The PBOC also cited abundant foreign exchange reserves, stable fiscal conditions and healthy financial system. The bank plans to improve exchange rate formation with normal fluctuations and keep the rate basically stable.
Ma Jun, chief economist at the PBOC's research bureau, attributed the lower rate to a long-standing gap between the central parity rate and the previous day's closing rate on the inter-bank market.
He also said the shift is a one-off technical correction and should not be interpreted as an indicator of future depreciation.
UBS chief China economist Wang Tao, another depreciation denier, expects the government to remain cautious. "The upcoming special drawing rights (SDR) review is one consideration, and avoiding destabilizing depreciation expectations and capital outflow, a more important one," Wang said.
Deutsche Bank, with a baseline forecast that USD/CNY will be around 6.3 by the end of 2015, says since the government may want to prevent the market from building an expectation that the yuan will become a one-way trade again, there may be some volatility in the fixing and in the CNY spot market.
China International Capital Corporation (CICC) said there was no need to worry too much about the yuan's weakening.
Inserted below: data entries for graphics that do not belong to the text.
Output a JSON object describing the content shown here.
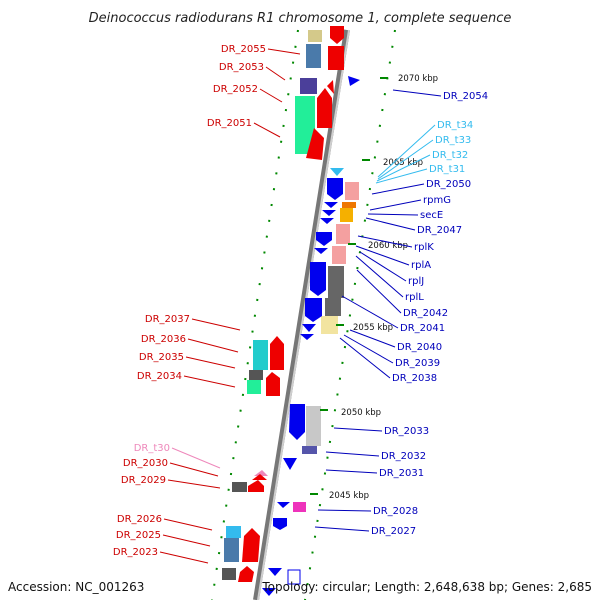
{
  "title": "Deinococcus radiodurans R1 chromosome 1, complete sequence",
  "footer": {
    "accession": "Accession: NC_001263",
    "topology": "Topology: circular; Length: 2,648,638 bp; Genes: 2,685"
  },
  "colors": {
    "left_label": "#cc0000",
    "right_label": "#0000bb",
    "trna_label": "#33bbee",
    "pseudo_label": "#ee88bb",
    "forward_gene": "#ee0000",
    "reverse_gene": "#0000ee",
    "backbone": "#999999",
    "tick": "#008800"
  },
  "kbp_ticks": [
    "2070 kbp",
    "2065 kbp",
    "2060 kbp",
    "2055 kbp",
    "2050 kbp",
    "2045 kbp"
  ],
  "left_labels": [
    "DR_2055",
    "DR_2053",
    "DR_2052",
    "DR_2051",
    "DR_2037",
    "DR_2036",
    "DR_2035",
    "DR_2034",
    "DR_t30",
    "DR_2030",
    "DR_2029",
    "DR_2026",
    "DR_2025",
    "DR_2023"
  ],
  "right_labels": [
    "DR_2054",
    "DR_t34",
    "DR_t33",
    "DR_t32",
    "DR_t31",
    "DR_2050",
    "rpmG",
    "secE",
    "DR_2047",
    "rplK",
    "rplA",
    "rplJ",
    "rplL",
    "DR_2042",
    "DR_2041",
    "DR_2040",
    "DR_2039",
    "DR_2038",
    "DR_2033",
    "DR_2032",
    "DR_2031",
    "DR_2028",
    "DR_2027"
  ]
}
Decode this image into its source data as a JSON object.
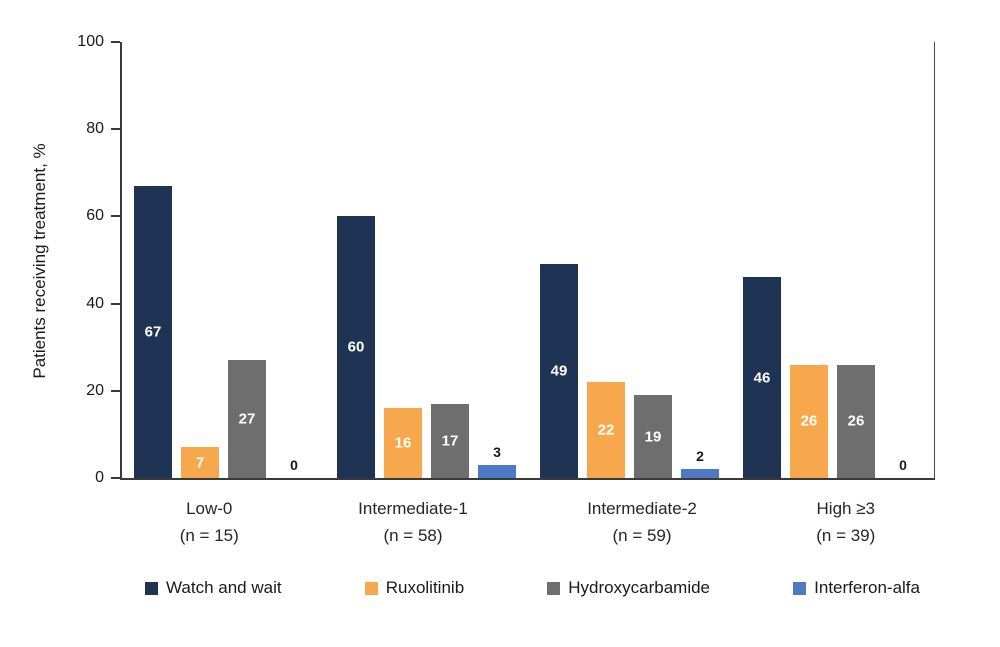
{
  "chart_data": {
    "type": "bar",
    "title": "",
    "xlabel": "",
    "ylabel": "Patients receiving treatment, %",
    "ylim": [
      0,
      100
    ],
    "yticks": [
      0,
      20,
      40,
      60,
      80,
      100
    ],
    "grid": false,
    "legend_position": "bottom",
    "categories": [
      {
        "label": "Low-0",
        "n_label": "(n = 15)"
      },
      {
        "label": "Intermediate-1",
        "n_label": "(n = 58)"
      },
      {
        "label": "Intermediate-2",
        "n_label": "(n = 59)"
      },
      {
        "label": "High ≥3",
        "n_label": "(n = 39)"
      }
    ],
    "series": [
      {
        "name": "Watch and wait",
        "color": "#1f3355",
        "values": [
          67,
          60,
          49,
          46
        ]
      },
      {
        "name": "Ruxolitinib",
        "color": "#f8a84c",
        "values": [
          7,
          16,
          22,
          26
        ]
      },
      {
        "name": "Hydroxycarbamide",
        "color": "#6e6e6e",
        "values": [
          27,
          17,
          19,
          26
        ]
      },
      {
        "name": "Interferon-alfa",
        "color": "#4e79c4",
        "values": [
          0,
          3,
          2,
          0
        ]
      }
    ],
    "label_inside_threshold": 5
  }
}
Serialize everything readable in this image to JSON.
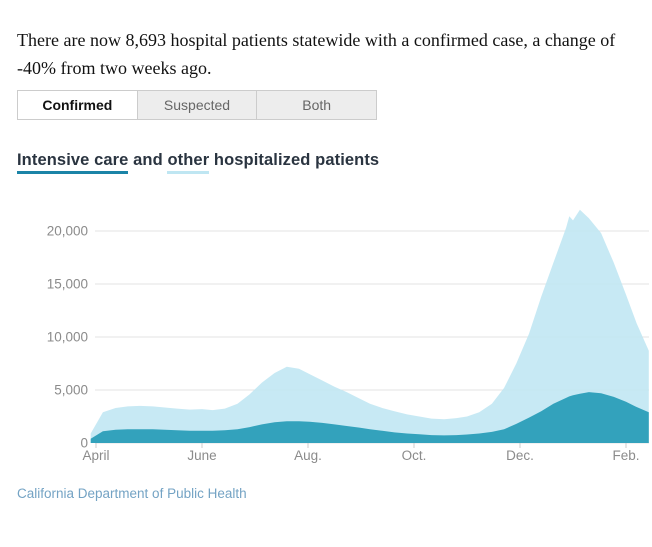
{
  "headline": "There are now 8,693 hospital patients statewide with a confirmed case, a change of -40% from two weeks ago.",
  "stats": {
    "current_confirmed_patients": "8,693",
    "two_week_change": "-40%"
  },
  "tabs": [
    {
      "label": "Confirmed",
      "selected": true
    },
    {
      "label": "Suspected",
      "selected": false
    },
    {
      "label": "Both",
      "selected": false
    }
  ],
  "legend": {
    "intensive_care": "Intensive care",
    "and": " and ",
    "other": "other",
    "rest": " hospitalized patients"
  },
  "source": "California Department of Public Health",
  "colors": {
    "intensive_care_accent": "#1b84a7",
    "intensive_care_fill": "#33a2bc",
    "other_fill": "#bfe6f2",
    "source_link": "#74a3c4"
  },
  "chart_data": {
    "type": "area",
    "stacked": true,
    "title": "Intensive care and other hospitalized patients",
    "xlabel": "",
    "ylabel": "",
    "x_unit": "months since April 2020 tick (April = 0, one month = 1)",
    "ylim": [
      0,
      22500
    ],
    "y_ticks": [
      0,
      5000,
      10000,
      15000,
      20000
    ],
    "x_ticks": [
      {
        "t": 0,
        "label": "April"
      },
      {
        "t": 2,
        "label": "June"
      },
      {
        "t": 4,
        "label": "Aug."
      },
      {
        "t": 6,
        "label": "Oct."
      },
      {
        "t": 8,
        "label": "Dec."
      },
      {
        "t": 10,
        "label": "Feb."
      }
    ],
    "x": [
      -0.1,
      0.13,
      0.37,
      0.6,
      0.83,
      1.07,
      1.3,
      1.53,
      1.77,
      2.0,
      2.2,
      2.43,
      2.67,
      2.9,
      3.13,
      3.37,
      3.6,
      3.83,
      4.03,
      4.27,
      4.5,
      4.73,
      4.97,
      5.17,
      5.4,
      5.63,
      5.87,
      6.1,
      6.33,
      6.57,
      6.8,
      7.0,
      7.23,
      7.47,
      7.7,
      7.93,
      8.17,
      8.4,
      8.63,
      8.87,
      8.93,
      9.0,
      9.13,
      9.3,
      9.53,
      9.77,
      10.0,
      10.2,
      10.43
    ],
    "series": [
      {
        "name": "Intensive care",
        "color": "#33a2bc",
        "fill_opacity": 1,
        "values": [
          400,
          1100,
          1250,
          1300,
          1300,
          1300,
          1250,
          1200,
          1150,
          1150,
          1150,
          1200,
          1300,
          1500,
          1750,
          1950,
          2050,
          2050,
          2000,
          1900,
          1750,
          1600,
          1450,
          1300,
          1150,
          1000,
          900,
          820,
          750,
          720,
          750,
          800,
          900,
          1050,
          1300,
          1800,
          2400,
          3000,
          3700,
          4250,
          4400,
          4500,
          4650,
          4800,
          4700,
          4350,
          3900,
          3400,
          2900
        ]
      },
      {
        "name": "Other hospitalized",
        "color": "#bfe6f2",
        "fill_opacity": 0.88,
        "values": [
          500,
          1800,
          2050,
          2150,
          2200,
          2150,
          2100,
          2050,
          2000,
          2050,
          1950,
          2050,
          2400,
          3100,
          3950,
          4650,
          5150,
          4950,
          4500,
          4000,
          3550,
          3200,
          2750,
          2400,
          2150,
          2000,
          1800,
          1680,
          1550,
          1530,
          1600,
          1700,
          2000,
          2650,
          3900,
          5700,
          7900,
          10800,
          13300,
          16050,
          17000,
          16500,
          17350,
          16400,
          15100,
          12650,
          10100,
          7900,
          5800
        ]
      }
    ],
    "style": {
      "grid_color": "#e3e3e3",
      "axis_label_color": "#8b8b8b",
      "tick_color": "#cccccc",
      "grid_on": true,
      "legend_position": "title-inline"
    }
  }
}
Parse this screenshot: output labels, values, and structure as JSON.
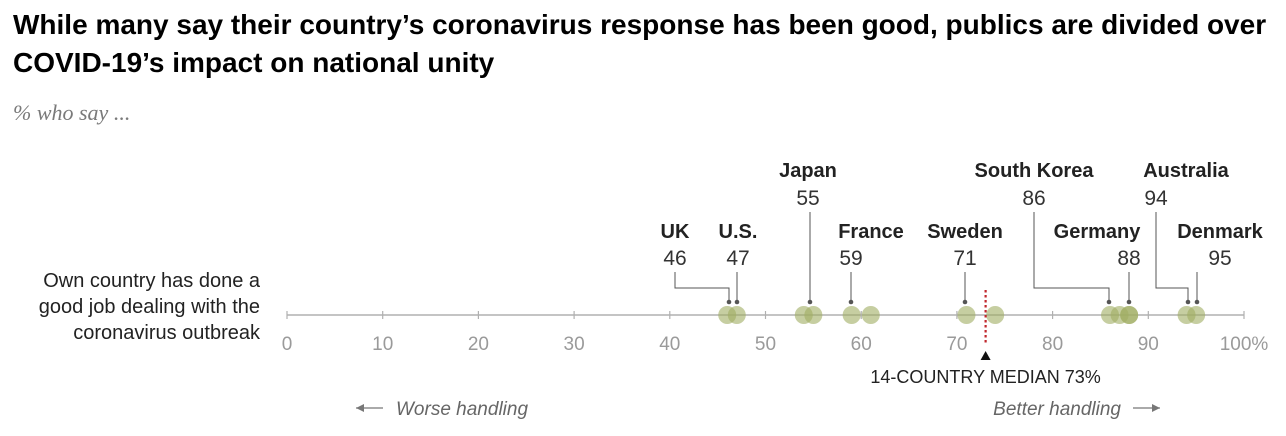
{
  "title": "While many say their country’s coronavirus response has been good, publics are divided over COVID-19’s impact on national unity",
  "subtitle": "% who say ...",
  "row_label": [
    "Own country has done a",
    "good job dealing with the",
    "coronavirus outbreak"
  ],
  "chart_data": {
    "type": "scatter",
    "title": "While many say their country’s coronavirus response has been good, publics are divided over COVID-19’s impact on national unity",
    "subtitle": "% who say ...",
    "xlim": [
      0,
      100
    ],
    "ticks": [
      0,
      10,
      20,
      30,
      40,
      50,
      60,
      70,
      80,
      90,
      100
    ],
    "tick_labels": [
      "0",
      "10",
      "20",
      "30",
      "40",
      "50",
      "60",
      "70",
      "80",
      "90",
      "100%"
    ],
    "points": [
      {
        "value": 46,
        "country": "UK",
        "labeled": true
      },
      {
        "value": 47,
        "country": "U.S.",
        "labeled": true
      },
      {
        "value": 54,
        "labeled": false
      },
      {
        "value": 55,
        "country": "Japan",
        "labeled": true
      },
      {
        "value": 59,
        "country": "France",
        "labeled": true
      },
      {
        "value": 61,
        "labeled": false
      },
      {
        "value": 71,
        "country": "Sweden",
        "labeled": true
      },
      {
        "value": 74,
        "labeled": false
      },
      {
        "value": 86,
        "country": "South Korea",
        "labeled": true
      },
      {
        "value": 87,
        "labeled": false
      },
      {
        "value": 88,
        "country": "Germany",
        "labeled": true
      },
      {
        "value": 88,
        "labeled": false
      },
      {
        "value": 94,
        "country": "Australia",
        "labeled": true
      },
      {
        "value": 95,
        "country": "Denmark",
        "labeled": true
      }
    ],
    "median": {
      "value": 73,
      "label": "14-COUNTRY MEDIAN 73%"
    },
    "annotations": {
      "left": "Worse handling",
      "right": "Better handling"
    },
    "colors": {
      "dot": "#a0ad63",
      "median_line": "#c0282d",
      "axis": "#b0b0b0",
      "tick_label": "#9a9a9a"
    }
  }
}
The market might regain confidence in the yuan if the central bank guided the exchange rate to stabilize at current level after the pressure of depreciation diminished, CICC said.
As the depreciation will attract less money and lead to capital outflows, the central bank may inject liquidity with a cut in the reserve requirement ratio (RRR). Nomura China economist Zhao Yang expects one RRR cut and a benchmark interest rate cut this year.